Matematiksel Modeller ve Çözüm Yöntemleri
Doğrusal programlama modeli sabit olarak adlandırılan kesinlikle bilinen sistem parametreleri ile karar vericinin kontrolü altındaki, karar değişkeni olarak tanımladığımız parametrelerin karışımından oluşan matematiksel ilişkilerden oluşur. Her DP’nin bir amaç fonksiyonu ve doğrusal ilişkilerden oluşan kısıtlar seti vardır. Fonksiyonların doğrusal olması, değişkenlerin reel değerler alabilmesi nedeniyle amaç fonksiyonunu en iyileyen çözümü cebirsel yöntemlerle makul bir zaman aralığında bulmak mümkün olduğu için en çok kullanılan matematiksel model tipidir.
DP modellerin başarısının sırrı karar değişkenlerinin reel sayı olabilmesidir. Fakat gerçek hayat problemlerinde karar değişkenleri sıklıkla doğal sayı olmak zorundadır. Bu probleme ek bir kısıt getirmekle beraber modele etkisi daha fazla olduğu için bu tip modeller tam sayılı doğrusal programlama (TDP) olarak sınıflandırılırlar.
DP’deki matematiksel ilişkilerden (amaç fonksiyon veya kısıt) en az biri doğrusal değilse bu model tipine doğrusal olmayan programlama (DOP) denir. Gerçek hayat problemlerinde karar değişkenlerinin davranışları genelde doğrusal değildir, bu sebeple DOP ile daha gerçekçi modeller oluşturabiliriz ama tek bir fonksiyon dahi doğrusal olmadığı durumda doğrusal cebir yöntemleri en iyi çözümü garantilemekten uzaktır. Bu sebeple, genelde daha uzun zamanda ve yaklaşık çözümler ya da ancak belli problem tiplerinde en iyi çözüme ulaşılabilinir.

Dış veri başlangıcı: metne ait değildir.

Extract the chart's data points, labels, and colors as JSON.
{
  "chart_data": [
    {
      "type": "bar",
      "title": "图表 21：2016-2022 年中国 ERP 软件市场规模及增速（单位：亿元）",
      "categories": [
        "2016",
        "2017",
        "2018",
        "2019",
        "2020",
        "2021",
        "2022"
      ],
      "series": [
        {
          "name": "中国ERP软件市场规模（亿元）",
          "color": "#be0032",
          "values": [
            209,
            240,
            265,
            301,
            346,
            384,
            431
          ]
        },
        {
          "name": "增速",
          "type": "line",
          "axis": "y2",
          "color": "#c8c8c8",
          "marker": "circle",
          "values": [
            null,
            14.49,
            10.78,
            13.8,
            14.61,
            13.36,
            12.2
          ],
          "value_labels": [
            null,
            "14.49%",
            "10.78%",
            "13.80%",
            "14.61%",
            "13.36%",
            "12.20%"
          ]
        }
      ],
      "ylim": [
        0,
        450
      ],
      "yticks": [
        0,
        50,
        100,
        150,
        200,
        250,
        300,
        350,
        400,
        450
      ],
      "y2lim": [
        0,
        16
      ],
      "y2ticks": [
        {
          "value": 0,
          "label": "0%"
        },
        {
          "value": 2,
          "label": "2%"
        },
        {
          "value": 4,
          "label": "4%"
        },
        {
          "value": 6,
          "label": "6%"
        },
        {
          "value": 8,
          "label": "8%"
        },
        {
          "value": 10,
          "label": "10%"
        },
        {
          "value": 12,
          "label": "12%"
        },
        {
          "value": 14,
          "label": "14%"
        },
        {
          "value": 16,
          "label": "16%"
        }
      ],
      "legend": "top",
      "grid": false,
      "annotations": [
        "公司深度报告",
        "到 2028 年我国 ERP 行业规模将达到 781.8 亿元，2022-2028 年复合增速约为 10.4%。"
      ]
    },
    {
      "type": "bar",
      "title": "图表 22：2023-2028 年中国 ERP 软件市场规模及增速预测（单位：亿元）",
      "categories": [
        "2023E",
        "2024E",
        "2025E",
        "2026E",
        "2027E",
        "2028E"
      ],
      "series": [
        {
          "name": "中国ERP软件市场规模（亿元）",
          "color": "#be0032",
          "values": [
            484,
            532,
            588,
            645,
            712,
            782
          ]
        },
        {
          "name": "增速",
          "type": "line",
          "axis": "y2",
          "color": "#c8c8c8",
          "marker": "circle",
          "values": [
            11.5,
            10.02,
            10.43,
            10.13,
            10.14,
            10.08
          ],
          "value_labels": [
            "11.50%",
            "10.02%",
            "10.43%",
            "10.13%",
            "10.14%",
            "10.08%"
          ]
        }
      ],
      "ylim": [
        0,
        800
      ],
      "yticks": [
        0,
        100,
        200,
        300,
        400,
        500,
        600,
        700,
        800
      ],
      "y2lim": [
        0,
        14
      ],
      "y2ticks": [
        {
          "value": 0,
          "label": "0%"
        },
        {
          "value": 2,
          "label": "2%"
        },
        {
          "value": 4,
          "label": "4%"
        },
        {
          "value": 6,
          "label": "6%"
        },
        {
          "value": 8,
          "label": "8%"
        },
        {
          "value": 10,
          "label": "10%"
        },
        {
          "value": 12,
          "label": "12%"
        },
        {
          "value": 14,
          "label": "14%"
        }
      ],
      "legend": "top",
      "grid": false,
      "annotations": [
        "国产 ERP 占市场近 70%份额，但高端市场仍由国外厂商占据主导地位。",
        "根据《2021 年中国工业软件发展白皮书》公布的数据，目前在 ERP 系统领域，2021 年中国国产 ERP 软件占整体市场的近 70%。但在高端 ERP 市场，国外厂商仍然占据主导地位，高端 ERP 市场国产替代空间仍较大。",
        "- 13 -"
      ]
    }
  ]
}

DP da sabit olarak kabul ettiğimiz sistem parametreleri rassal davranış gösterirse artık bunlara stokastik değişken dememiz gerekir ki bu da DP tanımına uymaz. Bu durumda ya modelimizi, rassal değişkenlerin uç değerlerini sistem sabiti kabul ederek en kötü durum DP modelini, veya ortalama değerler üzerinden bir ortalamadeğer DP modelini kurar ve devam ederiz; ya da cebirsel kısıtlarımızı birer olasılık eşitsizliğine dönüştürerek stokastik programlama (SP) modeli oluşturabiliriz. SP da bu tür kısıtlara, şans kısıtı denir ve modelin bu kısıtı sağlama olasılığının belli bir oranın üstünde olması beklenir.